When they are a drain on your staff.

Have you ever dreaded a call from a client? You know the client I’m talking about, that when their name shows up in the caller ID your staff hides under their desks. It might be time to examine whether the stress they put your staff under is worth the money they bring in. Some may be worth it, some should probably be dealt with by the business owner / president, and some should be let go.
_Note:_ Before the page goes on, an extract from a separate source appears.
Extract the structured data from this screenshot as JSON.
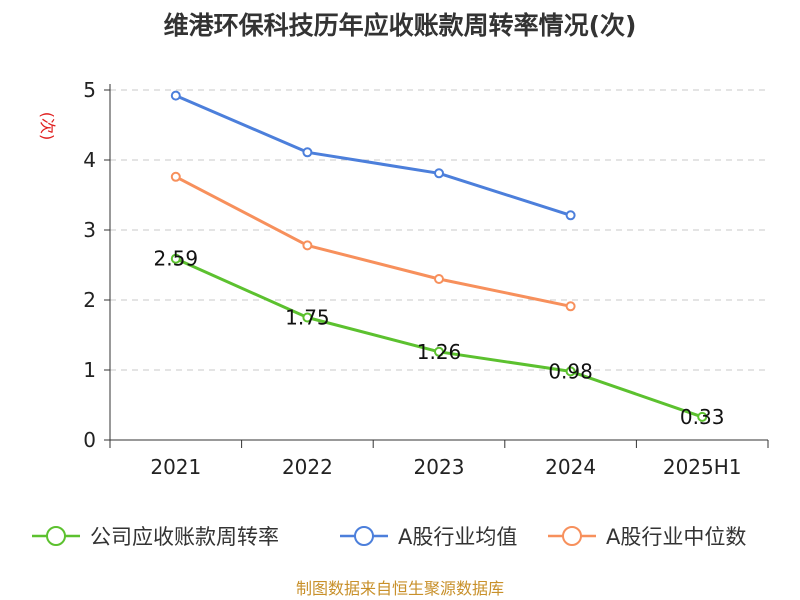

When they are a drain on your resources.

Have you ever had a client that seems to find every loop hole imaginable? The client that always seems to get something for free? I’m not talking about the client that is good at negating. I’m talking about the one that insists there are errors in even the most perfect project. I’m talking about the one that threatens to leave your business twice per project unless they get everything for free. It’s probably best to let go, believe me you’ll be better off.

Letting go is Freeing


Marketing your business takes a cohesive approach, and sometimes you have to let go of pieces of your business in order to grow, to remain cohesive in your overall message.

Letting go can be one of the best decisions you ever make. It can be freeing, and it can keep your business on track and moving forward. However, it’s not a decision you should ever take lightly. If you began to make this decision to often, and without fully considering the consequences, you will see your business start to suffer. Your employees will no longer trust you, your customers will be running from the hills and your product and service offering can be way to narrow and not competitive.

Remember, each time you make a decision to let go, that you must consider every side of the equation, but sometimes you just have to trust your intuition. That’s what got you where you are today.